Comment la pression artérielle évolue habituellement avec l’âge
Pendant de nombreuses années, on a largement cru que la pression artérielle augmentait naturellement avec l’âge pour tout le monde. De grandes études longitudinales montrent désormais que ce n’est pas inévitable. Dans des communautés à faible consommation de sel et exposées à moins de risques liés au mode de vie moderne, la pression peut rester basse et stable tout au long de la vie. Dans les sociétés industrialisées, toutefois, les gènes et l’environnement interagissent pour pousser la pression vers le haut. En moyenne, les jeunes femmes ont une pression systolique légèrement inférieure à celle des jeunes hommes. Mais dès lors que les expositions modernes deviennent courantes, les femmes tendent à connaître une hausse plus précoce et plus accentuée de la pression artérielle à l’âge adulte, ce qui suggère que leurs vaisseaux peuvent être plus sensibles à une surcharge.

Différences intégrées entre femmes et hommes
Une partie de l’écart entre sexes en matière de pression artérielle provient de la biologie présente dès la naissance. Les femmes ont généralement des vaisseaux sanguins plus petits que les hommes, ce qui peut entraîner une plus forte contrainte sur la paroi vasculaire pour le même flux sanguin. Il existe aussi des différences dans les gènes portés par les chromosomes sexuels et ailleurs qui influencent les systèmes hormonaux régulant le tonus vasculaire, l’équilibre sodé et l’activité nerveuse. Certaines variantes de ces gènes semblent élever la pression plus chez les femmes que chez les hommes, ou davantage avant la ménopause que après. Les hormones féminines comme l’œstrogène et la progestérone favorisent souvent des artères détendues et flexibles et une élimination du sel, ce qui tend à maintenir des pressions plus basses pendant les années de reproduction. À mesure que ces taux hormonaux évoluent à la puberté puis diminuent autour de la ménopause, leurs effets protecteurs s’affaiblissent, tandis que les hormones masculines comme la testostérone peuvent incliner l’équilibre vers une pression plus élevée chez les deux sexes lorsqu’elles sont présentes en excès.

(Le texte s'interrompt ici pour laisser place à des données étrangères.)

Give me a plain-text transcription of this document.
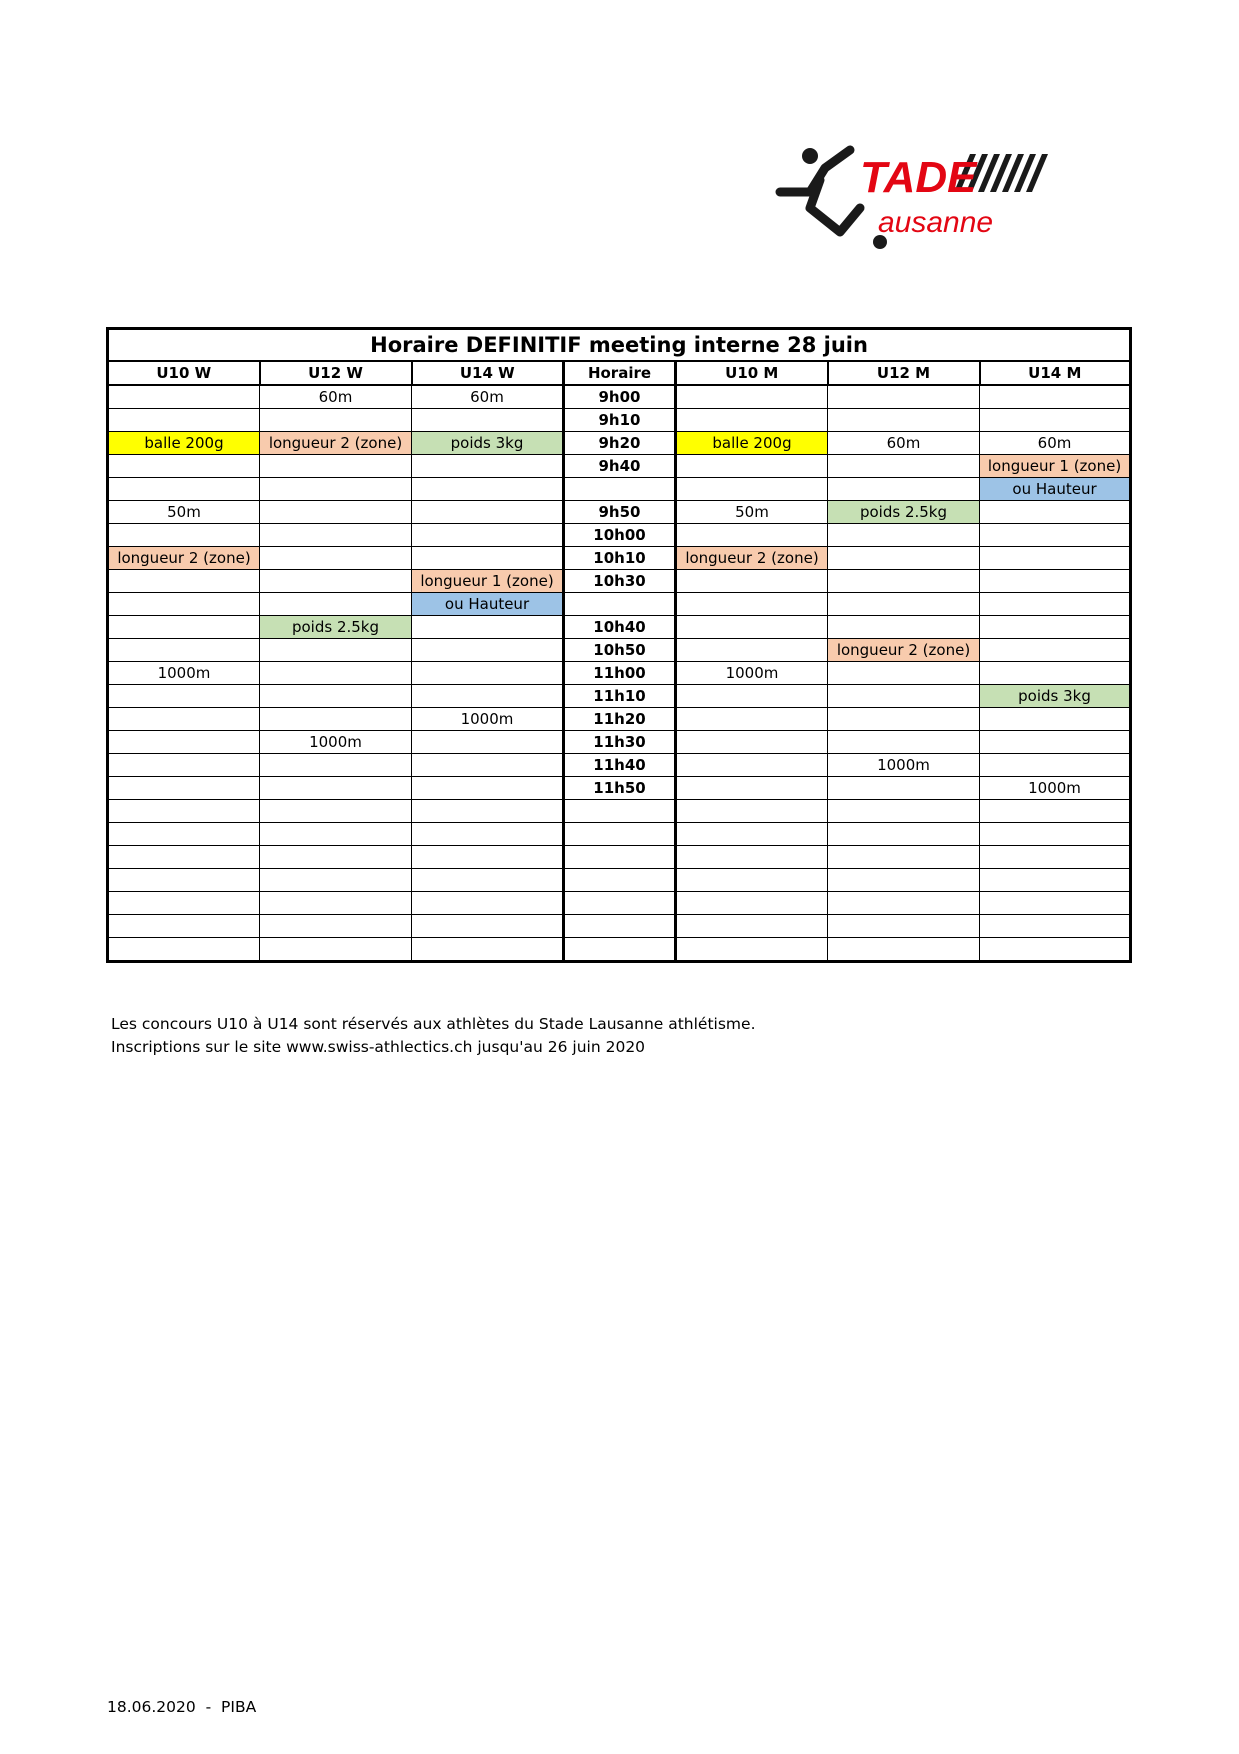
TADE
ausanne
Horaire DEFINITIF meeting interne 28 juin						
U10 W	U12 W	U14 W	Horaire	U10 M	U12 M	U14 M
	60m	60m	9h00			
			9h10			
balle 200g	longueur 2 (zone)	poids 3kg	9h20	balle 200g	60m	60m
			9h40			longueur 1 (zone)
						ou Hauteur
50m			9h50	50m	poids 2.5kg	
			10h00			
longueur 2 (zone)			10h10	longueur 2 (zone)		
		longueur 1 (zone)	10h30			
		ou Hauteur				
	poids 2.5kg		10h40			
			10h50		longueur 2 (zone)	
1000m			11h00	1000m		
			11h10			poids 3kg
		1000m	11h20			
	1000m		11h30			
			11h40		1000m	
			11h50			1000m

Les concours U10 à U14 sont réservés aux athlètes du Stade Lausanne athlétisme.
Inscriptions sur le site www.swiss-athlectics.ch jusqu'au 26 juin 2020
18.06.2020  -  PIBA
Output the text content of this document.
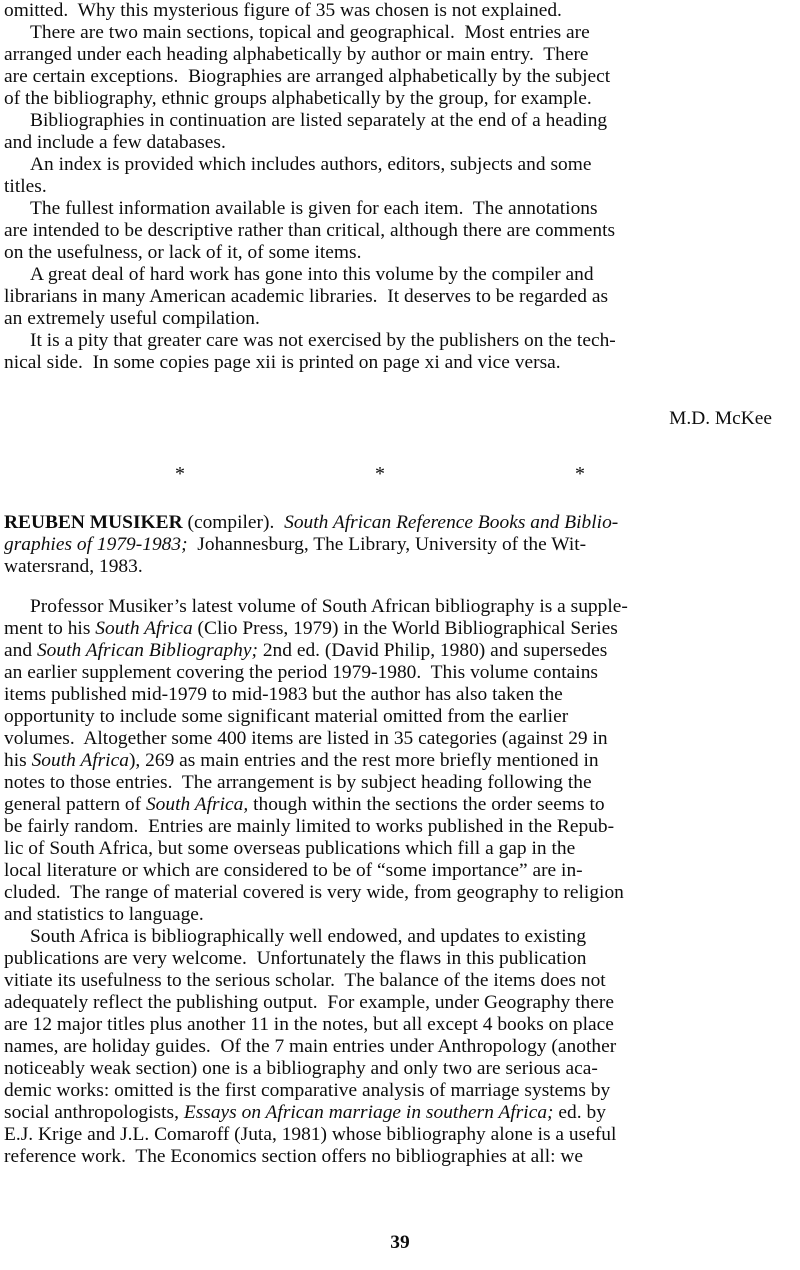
omitted.  Why this mysterious figure of 35 was chosen is not explained.
There are two main sections, topical and geographical.  Most entries are
arranged under each heading alphabetically by author or main entry.  There
are certain exceptions.  Biographies are arranged alphabetically by the subject
of the bibliography, ethnic groups alphabetically by the group, for example.
Bibliographies in continuation are listed separately at the end of a heading
and include a few databases.
An index is provided which includes authors, editors, subjects and some
titles.
The fullest information available is given for each item.  The annotations
are intended to be descriptive rather than critical, although there are comments
on the usefulness, or lack of it, of some items.
A great deal of hard work has gone into this volume by the compiler and
librarians in many American academic libraries.  It deserves to be regarded as
an extremely useful compilation.
It is a pity that greater care was not exercised by the publishers on the tech-
nical side.  In some copies page xii is printed on page xi and vice versa.
M.D. McKee
*	*	*
REUBEN MUSIKER (compiler).  South African Reference Books and Biblio-
graphies of 1979-1983;  Johannesburg, The Library, University of the Wit-
watersrand, 1983.
Professor Musiker’s latest volume of South African bibliography is a supple-
ment to his South Africa (Clio Press, 1979) in the World Bibliographical Series
and South African Bibliography; 2nd ed. (David Philip, 1980) and supersedes
an earlier supplement covering the period 1979-1980.  This volume contains
items published mid-1979 to mid-1983 but the author has also taken the
opportunity to include some significant material omitted from the earlier
volumes.  Altogether some 400 items are listed in 35 categories (against 29 in
his South Africa), 269 as main entries and the rest more briefly mentioned in
notes to those entries.  The arrangement is by subject heading following the
general pattern of South Africa, though within the sections the order seems to
be fairly random.  Entries are mainly limited to works published in the Repub-
lic of South Africa, but some overseas publications which fill a gap in the
local literature or which are considered to be of “some importance” are in-
cluded.  The range of material covered is very wide, from geography to religion
and statistics to language.
South Africa is bibliographically well endowed, and updates to existing
publications are very welcome.  Unfortunately the flaws in this publication
vitiate its usefulness to the serious scholar.  The balance of the items does not
adequately reflect the publishing output.  For example, under Geography there
are 12 major titles plus another 11 in the notes, but all except 4 books on place
names, are holiday guides.  Of the 7 main entries under Anthropology (another
noticeably weak section) one is a bibliography and only two are serious aca-
demic works: omitted is the first comparative analysis of marriage systems by
social anthropologists, Essays on African marriage in southern Africa; ed. by
E.J. Krige and J.L. Comaroff (Juta, 1981) whose bibliography alone is a useful
reference work.  The Economics section offers no bibliographies at all: we
39
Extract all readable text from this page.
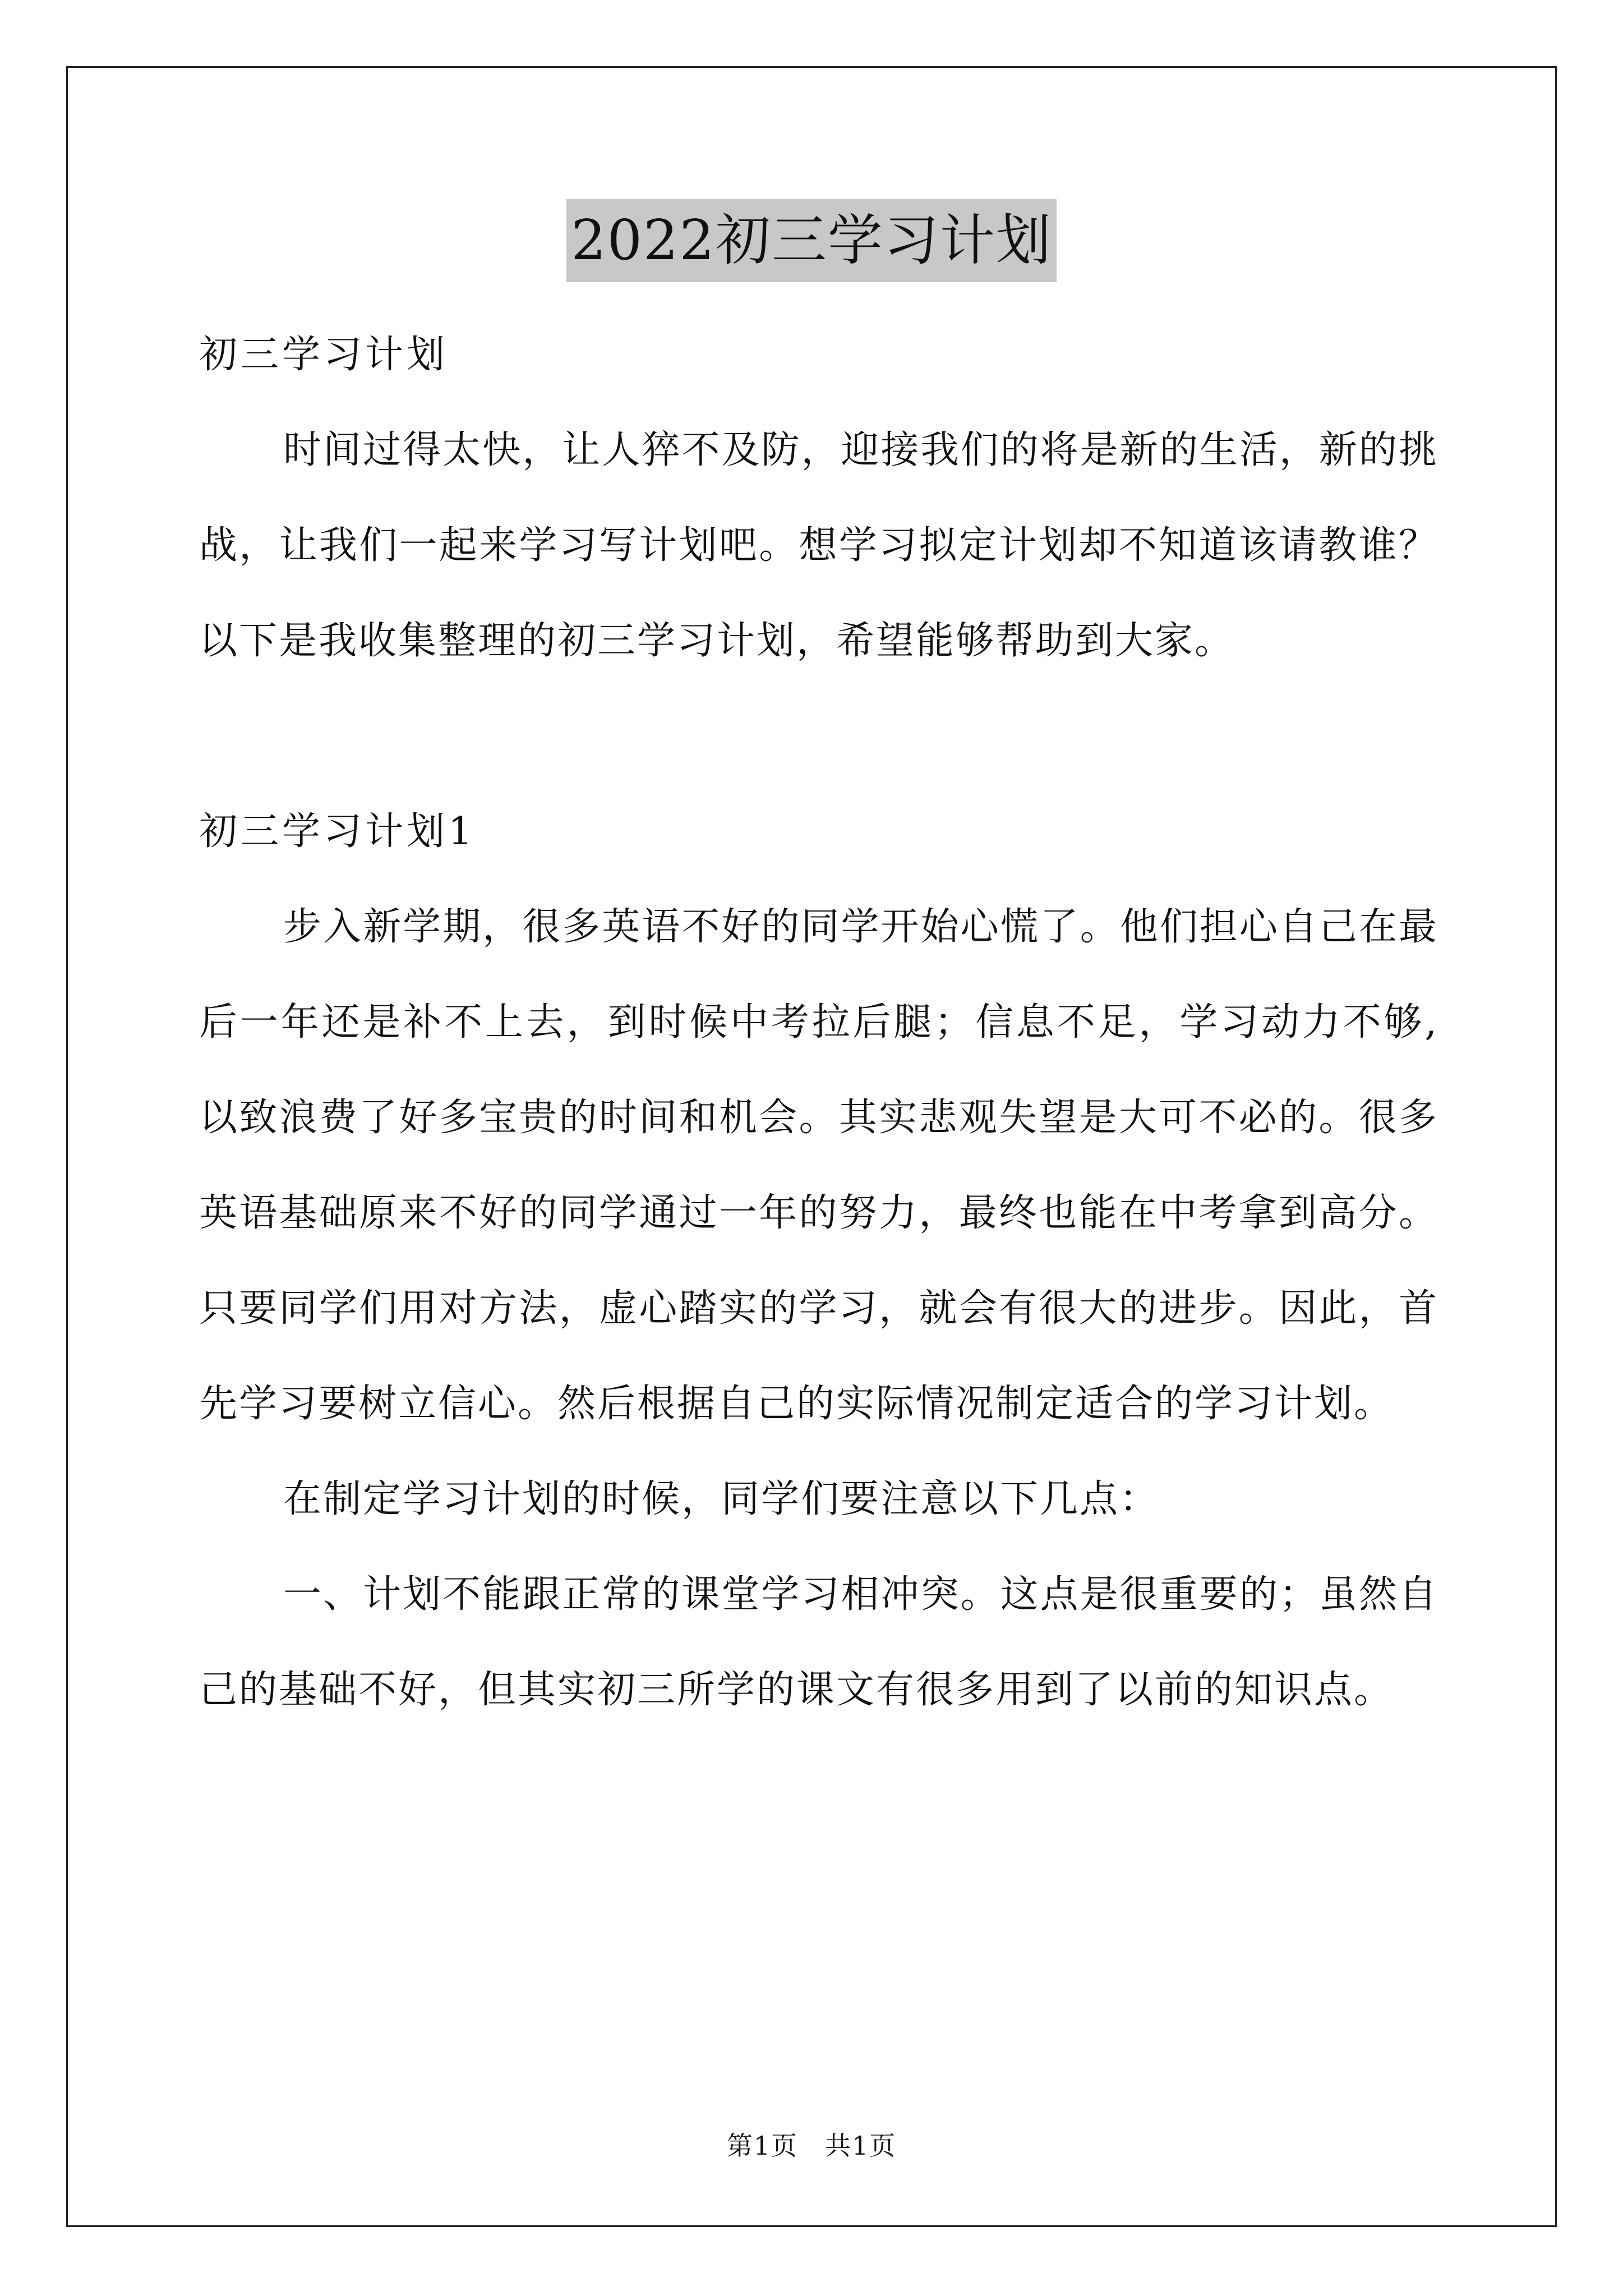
2022初三学习计划

初三学习计划

时间过得太快，让人猝不及防，迎接我们的将是新的生活，新的挑战，让我们一起来学习写计划吧。想学习拟定计划却不知道该请教谁？以下是我收集整理的初三学习计划，希望能够帮助到大家。

初三学习计划1

步入新学期，很多英语不好的同学开始心慌了。他们担心自己在最后一年还是补不上去，到时候中考拉后腿；信息不足，学习动力不够,以致浪费了好多宝贵的时间和机会。其实悲观失望是大可不必的。很多英语基础原来不好的同学通过一年的努力，最终也能在中考拿到高分。只要同学们用对方法，虚心踏实的学习，就会有很大的进步。因此，首先学习要树立信心。然后根据自己的实际情况制定适合的学习计划。

在制定学习计划的时候，同学们要注意以下几点：

一、计划不能跟正常的课堂学习相冲突。这点是很重要的；虽然自己的基础不好，但其实初三所学的课文有很多用到了以前的知识点。

第1页　共1页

Expositions de la vie qui font grimper la pression artérielle
Au‑delà des gènes et des hormones, de nombreux facteurs externes modèlent la pression artérielle au fil du temps, et la revue souligne que les femmes y réagissent souvent plus fortement que les hommes. L’excès de poids, le diabète de type 2, des anomalies du cholestérol et le tabagisme montrent tous des liens plus étroits avec l’élévation de la pression artérielle chez les femmes dans de larges cohortes. Les femmes peuvent aussi être davantage affectées par les stress quotidiens, incluant l’activation du système nerveux sympathique, surtout après la ménopause. Les différences dans la répartition et le métabolisme des graisses entre les sexes modifient probablement la façon dont les organes réagissent à ces facteurs de stress, si bien qu’une même exposition peut provoquer une hausse de pression plus importante chez une femme que chez un homme. Même certains médicaments, comme l’hormonothérapie orale post‑ménopause ou les hormones affirmant le genre, peuvent influer sur la pression de manière spécifique au sexe.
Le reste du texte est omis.